3. McCarty, C., Chisholm, R., et al. (2010). The eMERGE Network: a consortium of biorepositories linked to electronic medical records data for conducting genomic studies. BMC Genomics, 4(1): 13. http://www.biomedcentral.com/1755-8794/4/13.

4. Rea, S., Pathak, J., et al. (2012). Building a robust, scalable and standards-driven infrastructure for secondary use of EHR data: The SHARPn project. Journal of Biomedical Informatics, 45: 763-771.

5. Nadkarni, P., Ohno-Machado, L., et al. (2011). Natural language processing: an introduction. Journal of the American Medical Informatics Association, 18: 544-551.

6. Rosenbloom, S., Denny, J., et al. (2011). Data from clinical notes: a perspective on the tension between structure and flexible documentation. Journal of the American Medical Informatics Association, 18: 181-186.

7. Toll, E. (2012). The cost of technology. Journal of the American Medical Association, 307: 2497-2498.

8. Parsons, A., McCullough, C., et al. (2012). Validity of electronic health record-derived quality measurement for performance monitoring. Journal of the American Medical Informatics Association, 19: 604-609.

William Hersh, MD is Professor and Chair of the Department of Medical Informatics & Clinical Epidemiology at Oregon Health & Science University in Portland, OR. He is a well-known leader and innovator in biomedical and health informatics. In the last couple years, he has played a leadership role in the ONC Workforce Development Program. He was also the originator of the 10×10 (“ten by ten”) course in partnership with AMIA. Dr Hersh maintains the Informatics Professor blog.

16 replies »

  1. At Sydney Escorts, we have got a wide range of mature and intelligent escorts who have got the best training in adult entertainment. This is enough proof that the escorts have got the best skills to ensure that you are having the best moments at any time that you have them as your travel companions. However, one thing that you have to bear in mind is that all the escort services Sydney that are offered by these beauties are aimed at the high end market.

  2. Really interesting article as it points out two critical factors about Big data mngmt nearly no one talks about:
    – the physicians
    – the data quality of the “data” part in “big data”
    It seems that the second point is still a big issue for health information mngmt, and I would be curious to know how it is addressed by the physicians themselves.
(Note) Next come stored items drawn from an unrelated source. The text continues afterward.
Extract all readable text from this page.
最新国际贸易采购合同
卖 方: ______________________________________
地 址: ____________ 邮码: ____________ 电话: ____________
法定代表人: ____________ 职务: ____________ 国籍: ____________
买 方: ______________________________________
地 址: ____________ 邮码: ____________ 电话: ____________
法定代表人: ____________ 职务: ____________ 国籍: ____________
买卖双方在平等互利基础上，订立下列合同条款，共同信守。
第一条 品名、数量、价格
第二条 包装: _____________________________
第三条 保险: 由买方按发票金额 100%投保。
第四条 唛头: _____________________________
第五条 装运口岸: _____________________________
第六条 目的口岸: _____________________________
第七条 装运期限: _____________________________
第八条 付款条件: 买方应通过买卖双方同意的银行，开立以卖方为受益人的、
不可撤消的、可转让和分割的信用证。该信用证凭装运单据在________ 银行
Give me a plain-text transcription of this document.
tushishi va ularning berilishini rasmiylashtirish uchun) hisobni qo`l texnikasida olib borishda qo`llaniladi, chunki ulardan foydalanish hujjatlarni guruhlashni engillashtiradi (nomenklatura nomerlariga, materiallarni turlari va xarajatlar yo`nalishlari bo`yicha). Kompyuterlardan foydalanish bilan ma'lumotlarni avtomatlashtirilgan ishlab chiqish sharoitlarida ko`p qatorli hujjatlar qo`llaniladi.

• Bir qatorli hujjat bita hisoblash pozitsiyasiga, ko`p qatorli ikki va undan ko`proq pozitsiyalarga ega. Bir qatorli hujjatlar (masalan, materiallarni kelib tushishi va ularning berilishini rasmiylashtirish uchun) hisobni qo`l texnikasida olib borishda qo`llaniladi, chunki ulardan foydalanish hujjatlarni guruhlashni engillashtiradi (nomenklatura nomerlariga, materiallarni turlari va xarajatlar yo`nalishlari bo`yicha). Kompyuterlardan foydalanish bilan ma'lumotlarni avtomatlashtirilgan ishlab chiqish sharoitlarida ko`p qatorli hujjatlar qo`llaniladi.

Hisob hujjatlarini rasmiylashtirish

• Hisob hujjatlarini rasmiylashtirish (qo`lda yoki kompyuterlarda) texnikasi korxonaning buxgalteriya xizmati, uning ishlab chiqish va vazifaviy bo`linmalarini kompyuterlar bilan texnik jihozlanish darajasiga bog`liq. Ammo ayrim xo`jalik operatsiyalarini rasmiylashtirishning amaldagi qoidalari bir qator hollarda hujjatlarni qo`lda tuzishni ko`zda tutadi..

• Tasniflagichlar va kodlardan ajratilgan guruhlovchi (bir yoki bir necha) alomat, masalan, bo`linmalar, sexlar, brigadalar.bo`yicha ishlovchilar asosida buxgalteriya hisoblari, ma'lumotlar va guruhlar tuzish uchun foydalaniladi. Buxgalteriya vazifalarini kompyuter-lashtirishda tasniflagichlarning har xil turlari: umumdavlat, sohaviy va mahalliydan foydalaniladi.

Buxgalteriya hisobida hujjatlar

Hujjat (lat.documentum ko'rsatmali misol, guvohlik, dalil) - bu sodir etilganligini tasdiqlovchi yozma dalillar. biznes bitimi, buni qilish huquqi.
  3. Telling that the patients height and weight are the first data the guvmint wants.

    Sizing the herd, I’d say.


  4. This article hits home for me. When I have to enter 10 minutes worth of data while doing a 15 minute case on a 2 y/o, it matters a lot. I really do have to look at my patient, hold a mask with one hand and sometimes do something other than enter data with the other one. Give us EHRs that work and dont require so much time. We will use them. Stop designing them for other software designers and administrators.


  5. Dumb question: What is MU?

    I think one of the main problems with medical records is handwriting. Most doctors and nurses are not adept at typing. Many handwritten notes are unreadable (nurses generally have better handwriting than docs)

    Until we are able to transform handwritten notes into typed documents, the EHR is going to be severely limited.

    As a user of voice recognition, I think it has promise.

  6. Agree that EMR without MU would be the smart way for many practices to go, but lots of times the suits won’t let them.

    Did you see the House Ways and Means Committee’s letter asking Sebelius to suspend MU incentive payments until the standards become, well, at least slightly meaningful? Is that significant or is it just politics?

  7. I’m not talking about MU documentation (I’m not a big fan of some of those criteria, either), just requisite documentation in general. Dictating? Use Dragon. Use Praxis EMR. There’s plenty of help for semi-structured narrative assessments and plans.

    My Primary has been on an EMR since 2004. I have never seen it as an obstacle to our communication. Moreover, he doesn’t have to rely on memory during post-encounter dictation amid a typically crazy busy day. My SOAP is done when he escorts me out to checkout.

    BTW, about 75% of MU documentation can (and should) be done by support staff. And 5 of the 15 core criteria are one-time check-off attestations. Yeah, we enabled our med-meds; yeah, we have a CDS flag for all of our dx 250’s in need of an a1c. Formulary enabled (Menu Set)? Check….

    Yeah we did our Core 15 “Protect PHI” 45 CFR 164.308 et seq risk assessment and mitigation (Right: they’re mostly all lying about that).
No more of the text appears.